He can feel Mycroft looking at him in the mirror and refuses to meet his eyes. “You tell me,” Mycroft says, with that same bland smoothness, as though they didn’t just have that little exchange, there. 

John makes up his mind at once. “Baker Street,” he says brusquely. “You can drop us off and take Mary home.” It’s where Sherlock wanted to go, anyway. He supposes he could put his foot down and insist on taking him to Molly’s lab, but he’s decided he would rather do it himself. 

Mary protests at once. “No, I’m coming with you.” 

“No.” John doesn’t look at her, either. “Not this time.”

“John – ” She is annoyed now. 

“I said no!” Something in his tone shuts them all up. To his right, Sherlock is notably silent. No one tries to discuss Moriarty or ask Sherlock what the hell he’s on about this time. Nothing. The flat silence bores into his ears like a drill. 

Mycroft stops the car outside the flat and does not offer any sort of assistance. Mary does not break her sulky silence and John avoids her eyes as he passes her window, though he can see that her profile is looking straight ahead in any case. He walks around the car and watches critically as Sherlock exits on his side, looking to see how unsteady he is on his feet. He seems to be fine, but then he was fine on the tarmac both before and after the plane, too. His eyes are no help – the pupils were dilated on the plane but contracted to normal size again immediately once exposed to daylight. Apart from his stumble on board, which could have happened to anyone after a rapid take-off, hard turn, and swift landing in short order, nothing in his movements has given indication of any lack of coordination or dizziness. John touched his forehead on the plane and it wasn’t noticeably cold or clammy, nor was it feverish. Has he managed to convince even his body to lie for him about this? 

He watches Sherlock open the front door with ease, calling out to Mrs Hudson, and feels sick. He barely hears all the contretemps between the two of them, Mrs Hudson fussing and asking dozens of questions that fill the air like gnats and Sherlock’s half-answers and finally can’t take it any more. “Sherlock.” 

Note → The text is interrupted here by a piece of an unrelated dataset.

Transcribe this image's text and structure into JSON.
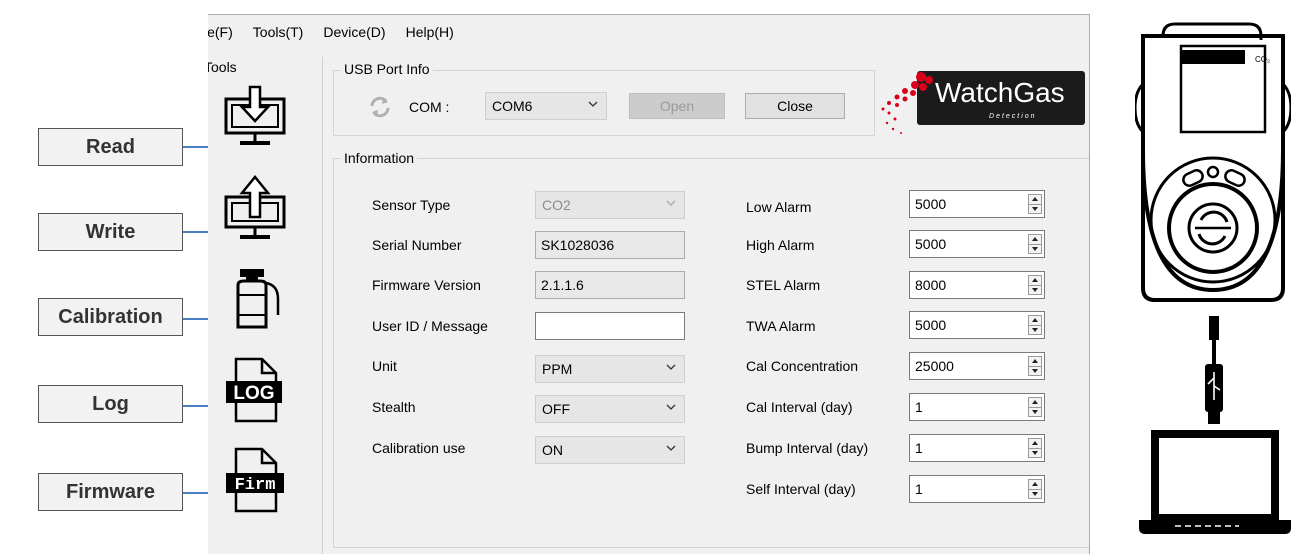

Sherlock actually shuts up and starts up the stairs and the questions fade away as Mrs Hudson watches them go, her concern following them like tendrils of vapour. Sherlock goes into the sitting room and takes off his coat and shoes and watches John do the same, obviously waiting. 

John indicates the loo with a jerk of his chin and leads the way, going inside and dropping into a crouch to pull open his medical kit under the sink. He pulls out a sterilised cup still in its plastic packaging, stands and bangs it down onto the counter, and looks pointedly at Sherlock, then moves away to let him by. 

Sherlock is standing in the doorway and he understands at once. “Now?” 

“Mm-hm.” John’s throat feels so tight that he can hardly get the syllables out. 

Sherlock looks at the cup, then enters the small room and takes off his suit jacket. He hangs it on the doorknob of the door leading into his bedroom, then unbuttons and rolls up both sleeves and washes his hands. He dries them, peels the plastic off the cup, and glances at John through the mirror. “Are you… staying to watch?” he asks, lightly enough to make it sound polite. 

“Yup.” John doesn’t budge, crossing his arms. He wouldn’t put it past Sherlock to have a pre-stored urine sample somewhere in the loo for precisely such an occasion. He could make a joke about hoping that Sherlock isn’t pee-shy, but there isn’t one single thing about this situation that’s funny. He nearly lost Sherlock. Again. ( _Did_ he try to kill himself?) The question makes his chest ache so badly that he almost feels nauseated. 

Sherlock hesitates, then gives in without saying anything. He moves to the toilet, uncaps the sample cup, and discreetly unzips. 

“Mid-stream, please,” John says, not looking directly at him. Though he really should; Sherlock is the most intelligent person he knows (Mycroft doesn’t count, damn it, he thinks with irritation) and who knows how he could get around this if he wanted to. 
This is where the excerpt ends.